Philippines: un climat de peur à la veille du discours sur l’État de la nation

Lundi 27 juillet, le président philippin Rodrigo Duterte prononcera son traditionnel discours annuel sur l’État de la nation. Un événement qui intervient sur fond de dérives autoritaires contre lesquelles ont récemment alerté les évêques du pays. Le père Bernard Holzer, assomptionniste aux Philippines, nous livre son regard sur la situation.

Entretien réalisé par Adélaïde Patrignani – Cité du Vatican

Alors que certaines villes des Philippines, comme Manille, ne sont toujours pas sorties du confinement, et que le nombre de cas continue d’augmenter dans l’archipel – il s’élève désormais à près de 76 500 -, le président Rodrigo Duterte devrait présenter ce lundi une feuille de route concernant la reprise économique. L’économie philippine a en effet été très durement touchée par la crise sanitaire: le produit intérieur brut (PIB) du pays diminuera probablement de 5,7 à 6,7% au deuxième trimestre 2020, beaucoup plus que la baisse de 0,2% au premier trimestre, avait annoncé fin juin le gouverneur de la Banque centrale des Philippines (BSP), Benjamin Diokno.

Mais le discours sur l’État de la nation devrait aussi comporter des aspects davantage politiques, dans un climat de durcissement du pouvoir.
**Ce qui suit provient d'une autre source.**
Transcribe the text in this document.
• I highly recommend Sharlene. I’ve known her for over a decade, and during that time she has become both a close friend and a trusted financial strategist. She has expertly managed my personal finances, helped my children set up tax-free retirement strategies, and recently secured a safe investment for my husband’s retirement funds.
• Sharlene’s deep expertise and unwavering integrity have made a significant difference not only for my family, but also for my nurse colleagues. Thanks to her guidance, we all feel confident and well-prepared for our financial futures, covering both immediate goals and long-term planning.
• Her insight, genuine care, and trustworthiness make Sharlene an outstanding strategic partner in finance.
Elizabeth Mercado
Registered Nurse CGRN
Les Philippins ont ainsi vu le mois dernier la promulgation de la loi anti-terroristes, critiquée par l’opposition, car elle ouvre la voie à des arrestations et détentions arbitraires.

Dans un message lu dans les paroisses dimanche dernier, la Conférence des évêques catholiques de Philippines a élevé la voix à ce sujet, tout en faisant aussi part de ses craintes face aux dérives autoritaires du pouvoir.

Le père Bernard Holzer est augustin de l’Assomption, en mission aux Philippines depuis une quinzaine d’années. Il s’occupe entre autres de la formation des jeunes religieux assomptionnistes d’Asie. Il nous explique d’abord comment la lettre des évêques a été reçue dans sa paroisse.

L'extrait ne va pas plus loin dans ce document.